II. Standard of Review

Considering a motion to dismiss, a court will "accept as true all well-pleaded facts set out in the complaint and indulge all reasonable inferences in favor of the pleader." S.E.C. v. Tamblone, 597 F.3d 436, 441 (1st Cir. 2010) (internal citation and quotation omitted). "[A] complaint must contain no more than 'a short and plain statement of the claim showing that the pleader is entitled to relief.'" Id. at 442 (quoting Fed. R. Civ. P. 8(a)(2)). However, it must nonetheless "contain sufficient factual matter, accepted as true, to 'state a claim to relief that is plausible on its face,'" Ashcroft v. Iqbal, --- U.S. ----, 129 S. Ct. 1937, 1949 (2009) (quoting Bell Atl. Corp. v. Twombly, 550 U.S. 544, 570 (2007)).

III. Discussion

The regulatory provision in question is part of the Federal Reserve's Regulation CC, 12 C.F.R. § 229, adopted pursuant to the Expedited Funds Availability Act, 12 U.S.C. § 4001 et seq. It provides that if "a paying bank determines not to pay a check in the amount of $2,500 or more, it shall provide notice of nonpayment such that the notice is received by the depositary bank by 4:00 p.m. (local time) on the second business day following the banking day on which the check was presented to the paying bank." 12 C.F.R. § 229.33(a). The depository bank is then required to notify the customer of the nonpayment by the next banking day or within a longer reasonable time. Id. § 229.33(d). The statute and regulations provide a private remedy for the careless performance by a bank of the duties imposed. 12 U.S.C. § 4010; 12 C.F.R. § 229.38. Any actionbrought under this regulation must be brought within one year after the date of the occurrence of the violation. 12 U.S.C. § 4010(d), 12 C.F.R. § 229.38(g).

The plaintiff acknowledges that it did not bring this action within one year after the occurrence of the violation. However, it contends in its memorandum (not in the Complaint) that the limitation period should be equitably tolled because it did not have knowledge of the defendant's acts in violation of the regulation until after the period had expired. Even in the memorandum, the argument for equitable tolling is brief and summary, and the facts relied on are neither in the Complaint nor reasonably inferable from facts that are alleged. But pleading deficiencies aside, it is apparent that equitable tolling is inappropriate because the plaintiff in fact knew within days of Citibank's dishonor. In a related case pending in this District, the plaintiff has admitted that it was advised that the check had been returned unpaid on November 6, 2007. See RBS Citizens Nat'l Ass'n. v. Aresty & Aresty Int'l Law Firm, No. 09-10116-LTS, (Def.s' Countercl., ¶ 31 (dkt. no. 8, filed March 12, 2009)). In light of that admission, the application of equitable tolling in this case—even if available, which it is likely not, for the reasons argued by Citibank—is frivolous.

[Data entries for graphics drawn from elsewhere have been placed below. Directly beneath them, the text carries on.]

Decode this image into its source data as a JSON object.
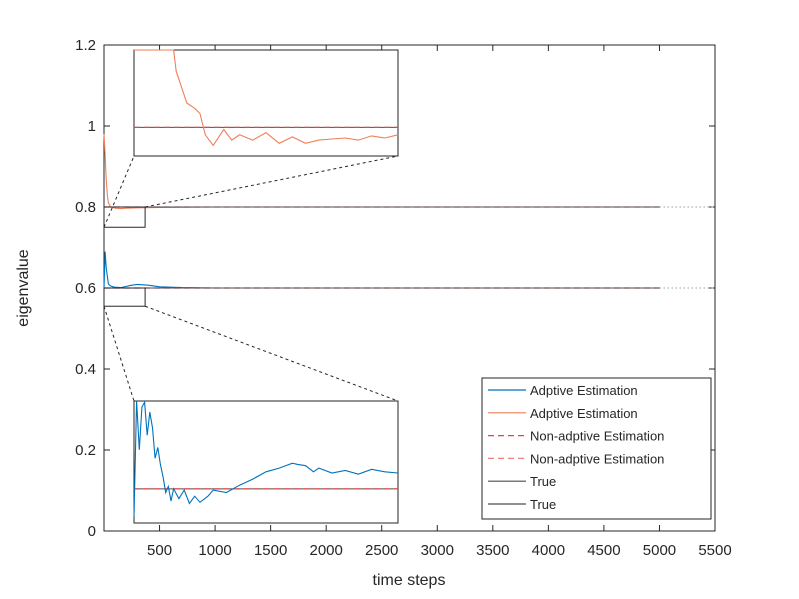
{
  "chart_data": {
    "type": "line",
    "xlabel": "time steps",
    "ylabel": "eigenvalue",
    "xlim": [
      0,
      5500
    ],
    "ylim": [
      0,
      1.2
    ],
    "x_ticks": [
      500,
      1000,
      1500,
      2000,
      2500,
      3000,
      3500,
      4000,
      4500,
      5000,
      5500
    ],
    "y_ticks": [
      0,
      0.2,
      0.4,
      0.6,
      0.8,
      1,
      1.2
    ],
    "legend_position": "lower-right",
    "grid": false,
    "series": [
      {
        "name": "Adptive Estimation",
        "color": "#0072BD",
        "style": "solid",
        "x": [
          0,
          10,
          20,
          30,
          40,
          60,
          80,
          100,
          150,
          200,
          250,
          300,
          400,
          500,
          700,
          1000,
          1500,
          2000,
          3000,
          4000,
          5000
        ],
        "y": [
          0.6,
          0.69,
          0.65,
          0.63,
          0.61,
          0.605,
          0.603,
          0.602,
          0.601,
          0.604,
          0.607,
          0.609,
          0.607,
          0.603,
          0.601,
          0.6,
          0.6,
          0.6,
          0.6,
          0.6,
          0.6
        ]
      },
      {
        "name": "Adptive Estimation",
        "color": "#EE7F5A",
        "style": "solid",
        "x": [
          0,
          10,
          20,
          30,
          40,
          60,
          80,
          100,
          150,
          200,
          300,
          500,
          1000,
          2000,
          3000,
          4000,
          5000
        ],
        "y": [
          0.98,
          0.93,
          0.87,
          0.83,
          0.81,
          0.8,
          0.799,
          0.797,
          0.796,
          0.797,
          0.798,
          0.799,
          0.8,
          0.8,
          0.8,
          0.8,
          0.8
        ]
      },
      {
        "name": "Non-adptive Estimation",
        "color": "#E8423F",
        "style": "dashed",
        "x": [
          0,
          5000
        ],
        "y": [
          0.6,
          0.6
        ]
      },
      {
        "name": "Non-adptive Estimation",
        "color": "#EE7F7F",
        "style": "dashed",
        "x": [
          0,
          5000
        ],
        "y": [
          0.8,
          0.8
        ]
      },
      {
        "name": "True",
        "color": "#4D4D4D",
        "style": "solid",
        "x": [
          0,
          5000
        ],
        "y": [
          0.6,
          0.6
        ]
      },
      {
        "name": "True",
        "color": "#4D4D4D",
        "style": "solid",
        "x": [
          0,
          5000
        ],
        "y": [
          0.8,
          0.8
        ]
      }
    ],
    "dotted_extensions": [
      {
        "x": [
          5000,
          5500
        ],
        "y": [
          0.6,
          0.6
        ]
      },
      {
        "x": [
          5000,
          5500
        ],
        "y": [
          0.8,
          0.8
        ]
      }
    ],
    "zoom_regions": [
      {
        "target": "upper",
        "xlim": [
          0,
          370
        ],
        "ylim": [
          0.75,
          0.8
        ]
      },
      {
        "target": "lower",
        "xlim": [
          0,
          370
        ],
        "ylim": [
          0.555,
          0.6
        ]
      }
    ],
    "insets": [
      {
        "name": "upper",
        "curve": [
          [
            0.0,
            1.2
          ],
          [
            0.13,
            1.2
          ],
          [
            0.14,
            1.17
          ],
          [
            0.15,
            1.2
          ],
          [
            0.16,
            0.8
          ],
          [
            0.2,
            0.5
          ],
          [
            0.23,
            0.45
          ],
          [
            0.25,
            0.4
          ],
          [
            0.27,
            0.2
          ],
          [
            0.3,
            0.1
          ],
          [
            0.34,
            0.25
          ],
          [
            0.37,
            0.15
          ],
          [
            0.4,
            0.2
          ],
          [
            0.45,
            0.15
          ],
          [
            0.5,
            0.22
          ],
          [
            0.55,
            0.12
          ],
          [
            0.6,
            0.18
          ],
          [
            0.65,
            0.12
          ],
          [
            0.7,
            0.15
          ],
          [
            0.75,
            0.16
          ],
          [
            0.8,
            0.17
          ],
          [
            0.85,
            0.15
          ],
          [
            0.9,
            0.19
          ],
          [
            0.95,
            0.17
          ],
          [
            1.0,
            0.2
          ]
        ],
        "curve_color": "#EE7F5A",
        "ref_level": 0.27
      },
      {
        "name": "lower",
        "curve": [
          [
            0.0,
            0.05
          ],
          [
            0.01,
            1.2
          ],
          [
            0.02,
            0.6
          ],
          [
            0.03,
            0.95
          ],
          [
            0.04,
            0.99
          ],
          [
            0.05,
            0.72
          ],
          [
            0.06,
            0.91
          ],
          [
            0.07,
            0.78
          ],
          [
            0.08,
            0.53
          ],
          [
            0.09,
            0.62
          ],
          [
            0.1,
            0.48
          ],
          [
            0.11,
            0.38
          ],
          [
            0.12,
            0.25
          ],
          [
            0.13,
            0.3
          ],
          [
            0.14,
            0.18
          ],
          [
            0.15,
            0.28
          ],
          [
            0.17,
            0.2
          ],
          [
            0.19,
            0.27
          ],
          [
            0.21,
            0.16
          ],
          [
            0.23,
            0.22
          ],
          [
            0.25,
            0.17
          ],
          [
            0.28,
            0.22
          ],
          [
            0.3,
            0.27
          ],
          [
            0.35,
            0.25
          ],
          [
            0.4,
            0.31
          ],
          [
            0.45,
            0.36
          ],
          [
            0.5,
            0.42
          ],
          [
            0.55,
            0.45
          ],
          [
            0.6,
            0.49
          ],
          [
            0.62,
            0.48
          ],
          [
            0.65,
            0.47
          ],
          [
            0.68,
            0.42
          ],
          [
            0.7,
            0.45
          ],
          [
            0.75,
            0.41
          ],
          [
            0.8,
            0.43
          ],
          [
            0.85,
            0.4
          ],
          [
            0.9,
            0.44
          ],
          [
            0.95,
            0.42
          ],
          [
            1.0,
            0.41
          ]
        ],
        "curve_color": "#0072BD",
        "ref_level": 0.28
      }
    ]
  }
}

In Count II, the plaintiff next contends that the defendant was negligent in that it failed to exercise ordinary care to comply with 12 C.F.R. § 229.33.1 In the first place, "[t]he existence of a positive regulation imposing a duty on one actor does not by itself create a similar duty as a matter of state tort common law." Brown v. Bank of Am. Corp., No. 10-11085-GAO, 2011 WL 1311278, at *4 (D. Mass. March 31, 2011); Sorenson v. H & R Block, Inc., No. 99-10268-DPW,2002 WL 31194868, at * 10 (D. Mass. Aug. 27, 2002). More particularly, the duty imposed on Citibank by the relevant regulation was owed to Citizens, not the plaintiff. Citizens, not Citibank, owed a duty to its customer under the regulation.